In 1940 the painting was moved to Kasteel Radboud; in 1941 to a bunker near Heemskerk; in 1942 to St Pietersberg; in June 1945 it was shipped back to Amsterdam.


Rembrandt's Masterpiece was called De Nachtwacht by the Dutch and The Night Watch by Sir Joshua Reynolds because by 1781 the picture was so dimmed and defaced that it was almost indistinguishable, and it looked quite like a night scene.


After it was cleaned, it was discovered to represent Broad Day—a party of 18 musketeers stepping from a gloomy courtyard into the blinding sunlight.


It is believed that the master Rembrandt has a cameo role in this artwork, even though it is not easy to spot him, however, you can see a beret and half an eye, and this is believed to be the artist.


Rembrandt depicted the militia readying themselves to embark on a mission, though the exact nature of the mission or event is a matter of ongoing debate.


Rembrandt's Legacy


Two experts claim that the number of drawings whose autograph status can be regarded as effectively "certain" is no higher than about 75.

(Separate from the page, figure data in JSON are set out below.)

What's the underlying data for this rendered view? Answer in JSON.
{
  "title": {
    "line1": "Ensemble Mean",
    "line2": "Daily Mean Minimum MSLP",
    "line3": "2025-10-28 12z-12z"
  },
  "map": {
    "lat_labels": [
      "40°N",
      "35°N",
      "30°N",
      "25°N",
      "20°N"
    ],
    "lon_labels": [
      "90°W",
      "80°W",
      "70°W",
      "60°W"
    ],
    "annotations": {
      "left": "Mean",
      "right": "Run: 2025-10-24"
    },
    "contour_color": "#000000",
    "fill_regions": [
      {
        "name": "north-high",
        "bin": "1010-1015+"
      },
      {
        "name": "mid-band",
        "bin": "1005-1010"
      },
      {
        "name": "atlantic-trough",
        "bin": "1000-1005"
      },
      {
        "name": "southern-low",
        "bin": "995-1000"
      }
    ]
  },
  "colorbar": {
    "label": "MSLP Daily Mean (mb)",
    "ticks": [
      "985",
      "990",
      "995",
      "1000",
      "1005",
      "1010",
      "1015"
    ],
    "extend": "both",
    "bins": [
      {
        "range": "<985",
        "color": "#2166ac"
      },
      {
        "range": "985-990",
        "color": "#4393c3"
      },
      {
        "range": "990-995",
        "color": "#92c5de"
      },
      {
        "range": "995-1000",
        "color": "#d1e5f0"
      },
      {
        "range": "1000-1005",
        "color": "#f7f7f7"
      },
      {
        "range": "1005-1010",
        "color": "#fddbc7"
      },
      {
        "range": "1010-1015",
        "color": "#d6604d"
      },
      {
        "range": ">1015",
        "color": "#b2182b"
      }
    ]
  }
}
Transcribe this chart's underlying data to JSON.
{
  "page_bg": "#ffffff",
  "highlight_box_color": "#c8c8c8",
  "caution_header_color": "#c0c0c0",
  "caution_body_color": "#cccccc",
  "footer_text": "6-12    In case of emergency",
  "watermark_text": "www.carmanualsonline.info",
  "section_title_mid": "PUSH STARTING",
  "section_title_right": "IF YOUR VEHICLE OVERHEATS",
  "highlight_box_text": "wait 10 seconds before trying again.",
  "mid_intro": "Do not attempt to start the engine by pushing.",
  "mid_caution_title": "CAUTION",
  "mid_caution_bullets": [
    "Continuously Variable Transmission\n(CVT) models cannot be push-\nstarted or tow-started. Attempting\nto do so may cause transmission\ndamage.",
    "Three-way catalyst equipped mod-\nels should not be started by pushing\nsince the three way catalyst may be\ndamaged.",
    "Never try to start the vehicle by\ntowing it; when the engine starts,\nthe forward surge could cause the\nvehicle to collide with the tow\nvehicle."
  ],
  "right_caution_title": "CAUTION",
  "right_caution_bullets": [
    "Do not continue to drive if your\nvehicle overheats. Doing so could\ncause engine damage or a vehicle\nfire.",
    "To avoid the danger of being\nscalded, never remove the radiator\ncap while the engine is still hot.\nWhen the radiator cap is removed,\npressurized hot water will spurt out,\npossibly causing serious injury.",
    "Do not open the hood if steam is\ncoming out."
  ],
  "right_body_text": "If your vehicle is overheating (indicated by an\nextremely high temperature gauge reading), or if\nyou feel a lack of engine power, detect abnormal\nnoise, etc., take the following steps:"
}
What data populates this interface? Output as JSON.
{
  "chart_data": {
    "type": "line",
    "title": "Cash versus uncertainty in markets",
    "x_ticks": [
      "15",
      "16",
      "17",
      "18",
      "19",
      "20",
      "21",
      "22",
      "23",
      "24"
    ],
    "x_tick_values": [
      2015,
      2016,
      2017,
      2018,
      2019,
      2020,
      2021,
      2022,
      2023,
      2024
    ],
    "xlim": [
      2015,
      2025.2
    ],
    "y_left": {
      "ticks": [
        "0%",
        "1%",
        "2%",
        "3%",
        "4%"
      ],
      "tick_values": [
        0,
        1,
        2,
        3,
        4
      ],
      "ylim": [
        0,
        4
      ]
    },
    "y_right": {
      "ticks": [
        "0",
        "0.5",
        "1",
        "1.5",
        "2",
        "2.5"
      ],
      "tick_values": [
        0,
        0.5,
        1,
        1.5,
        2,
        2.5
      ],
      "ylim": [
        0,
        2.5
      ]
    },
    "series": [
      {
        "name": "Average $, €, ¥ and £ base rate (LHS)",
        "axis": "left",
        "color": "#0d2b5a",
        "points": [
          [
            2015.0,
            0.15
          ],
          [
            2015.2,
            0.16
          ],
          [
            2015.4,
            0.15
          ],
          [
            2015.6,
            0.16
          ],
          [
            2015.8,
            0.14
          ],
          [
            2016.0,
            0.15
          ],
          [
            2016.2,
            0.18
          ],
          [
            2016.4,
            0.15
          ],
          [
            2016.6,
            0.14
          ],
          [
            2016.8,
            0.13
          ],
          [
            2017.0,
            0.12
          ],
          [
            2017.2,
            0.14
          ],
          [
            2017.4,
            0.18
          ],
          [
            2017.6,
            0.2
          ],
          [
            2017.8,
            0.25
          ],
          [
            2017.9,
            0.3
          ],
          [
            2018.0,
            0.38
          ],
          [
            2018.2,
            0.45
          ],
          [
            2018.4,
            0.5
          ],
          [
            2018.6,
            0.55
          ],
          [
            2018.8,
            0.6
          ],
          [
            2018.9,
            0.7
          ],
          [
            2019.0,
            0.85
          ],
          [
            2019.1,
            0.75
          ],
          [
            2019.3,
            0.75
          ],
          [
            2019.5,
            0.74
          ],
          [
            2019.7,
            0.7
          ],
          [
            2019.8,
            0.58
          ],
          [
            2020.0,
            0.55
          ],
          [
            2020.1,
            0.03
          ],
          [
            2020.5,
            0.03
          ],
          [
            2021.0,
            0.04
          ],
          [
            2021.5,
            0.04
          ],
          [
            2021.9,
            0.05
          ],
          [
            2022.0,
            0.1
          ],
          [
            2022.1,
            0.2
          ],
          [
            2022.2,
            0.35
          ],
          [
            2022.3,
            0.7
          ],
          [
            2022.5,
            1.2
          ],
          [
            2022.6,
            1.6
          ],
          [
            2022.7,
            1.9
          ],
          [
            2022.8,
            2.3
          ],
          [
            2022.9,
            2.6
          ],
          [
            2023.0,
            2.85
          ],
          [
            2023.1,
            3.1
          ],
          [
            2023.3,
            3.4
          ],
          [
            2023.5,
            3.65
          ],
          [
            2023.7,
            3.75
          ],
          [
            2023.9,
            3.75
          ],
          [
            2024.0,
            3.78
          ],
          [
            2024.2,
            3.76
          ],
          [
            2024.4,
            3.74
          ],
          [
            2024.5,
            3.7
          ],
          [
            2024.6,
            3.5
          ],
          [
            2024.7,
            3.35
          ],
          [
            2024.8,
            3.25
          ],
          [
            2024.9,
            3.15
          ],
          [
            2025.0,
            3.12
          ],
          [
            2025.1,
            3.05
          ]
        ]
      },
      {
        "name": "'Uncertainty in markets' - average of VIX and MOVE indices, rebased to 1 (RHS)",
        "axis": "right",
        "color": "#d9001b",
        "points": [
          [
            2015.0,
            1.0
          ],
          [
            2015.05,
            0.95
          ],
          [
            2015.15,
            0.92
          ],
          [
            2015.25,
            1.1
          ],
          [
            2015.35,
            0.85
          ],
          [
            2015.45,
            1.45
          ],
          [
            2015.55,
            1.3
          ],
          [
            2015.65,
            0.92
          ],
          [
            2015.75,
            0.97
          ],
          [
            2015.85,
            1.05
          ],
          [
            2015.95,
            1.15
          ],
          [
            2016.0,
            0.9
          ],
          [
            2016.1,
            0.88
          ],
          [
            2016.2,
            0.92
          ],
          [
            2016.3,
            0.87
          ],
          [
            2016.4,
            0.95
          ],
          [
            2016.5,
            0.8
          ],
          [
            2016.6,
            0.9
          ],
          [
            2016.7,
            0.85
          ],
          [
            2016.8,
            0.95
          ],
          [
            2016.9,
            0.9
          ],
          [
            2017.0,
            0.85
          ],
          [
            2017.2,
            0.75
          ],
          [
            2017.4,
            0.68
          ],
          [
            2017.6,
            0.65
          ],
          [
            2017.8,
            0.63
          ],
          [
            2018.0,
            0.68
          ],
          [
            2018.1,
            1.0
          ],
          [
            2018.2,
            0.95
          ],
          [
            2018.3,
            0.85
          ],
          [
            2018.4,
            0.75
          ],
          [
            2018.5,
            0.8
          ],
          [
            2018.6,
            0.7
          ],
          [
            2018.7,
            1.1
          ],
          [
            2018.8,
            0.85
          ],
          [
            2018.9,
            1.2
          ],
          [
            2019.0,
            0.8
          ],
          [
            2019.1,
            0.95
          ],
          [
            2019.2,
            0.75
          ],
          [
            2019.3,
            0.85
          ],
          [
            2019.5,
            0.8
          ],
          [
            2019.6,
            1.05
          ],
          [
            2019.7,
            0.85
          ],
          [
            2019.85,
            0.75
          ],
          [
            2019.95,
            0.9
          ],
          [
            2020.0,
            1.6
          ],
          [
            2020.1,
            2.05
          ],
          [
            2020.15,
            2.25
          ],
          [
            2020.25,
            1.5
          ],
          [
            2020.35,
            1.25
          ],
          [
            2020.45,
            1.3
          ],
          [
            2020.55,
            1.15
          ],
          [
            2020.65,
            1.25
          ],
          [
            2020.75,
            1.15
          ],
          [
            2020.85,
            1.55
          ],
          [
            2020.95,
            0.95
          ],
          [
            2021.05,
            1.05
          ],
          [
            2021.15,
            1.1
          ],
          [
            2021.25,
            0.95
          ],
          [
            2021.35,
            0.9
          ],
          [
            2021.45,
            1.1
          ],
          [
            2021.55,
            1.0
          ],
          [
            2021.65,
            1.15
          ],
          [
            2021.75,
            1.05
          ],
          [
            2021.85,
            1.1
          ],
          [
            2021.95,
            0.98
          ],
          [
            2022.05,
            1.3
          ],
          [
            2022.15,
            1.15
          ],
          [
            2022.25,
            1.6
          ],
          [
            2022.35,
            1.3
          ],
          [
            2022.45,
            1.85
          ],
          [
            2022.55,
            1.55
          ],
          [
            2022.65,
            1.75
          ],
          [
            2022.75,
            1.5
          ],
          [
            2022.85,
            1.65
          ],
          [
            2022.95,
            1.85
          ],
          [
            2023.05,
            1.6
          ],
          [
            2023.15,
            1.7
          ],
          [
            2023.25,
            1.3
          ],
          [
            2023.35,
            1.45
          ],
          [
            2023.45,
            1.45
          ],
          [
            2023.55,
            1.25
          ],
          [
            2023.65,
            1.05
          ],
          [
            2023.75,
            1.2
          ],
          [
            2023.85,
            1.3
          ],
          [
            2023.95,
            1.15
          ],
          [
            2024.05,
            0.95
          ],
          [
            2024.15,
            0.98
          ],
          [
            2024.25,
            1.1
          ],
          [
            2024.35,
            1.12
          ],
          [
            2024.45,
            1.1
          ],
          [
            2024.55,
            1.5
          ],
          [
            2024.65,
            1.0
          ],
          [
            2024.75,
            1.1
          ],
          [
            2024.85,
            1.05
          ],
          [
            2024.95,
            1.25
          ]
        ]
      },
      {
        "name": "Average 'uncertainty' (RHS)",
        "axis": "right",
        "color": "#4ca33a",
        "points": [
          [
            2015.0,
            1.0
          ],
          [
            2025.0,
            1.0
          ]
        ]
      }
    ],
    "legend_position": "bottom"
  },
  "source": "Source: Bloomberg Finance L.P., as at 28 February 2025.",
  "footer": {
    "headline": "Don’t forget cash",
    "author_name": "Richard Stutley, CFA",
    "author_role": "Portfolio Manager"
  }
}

At one time, approximately 90 paintings were counted as Rembrandt self-portraits but it is now known that he had his students copy his own self-portraits as part of their training.


Modern scholarship has reduced the autograph count to over forty paintings, as well as a few drawings and thirty-one etchings, which include many of the most remarkable images of the group. Some show him posing in quasi-historical fancy dress, or pulling faces at himself.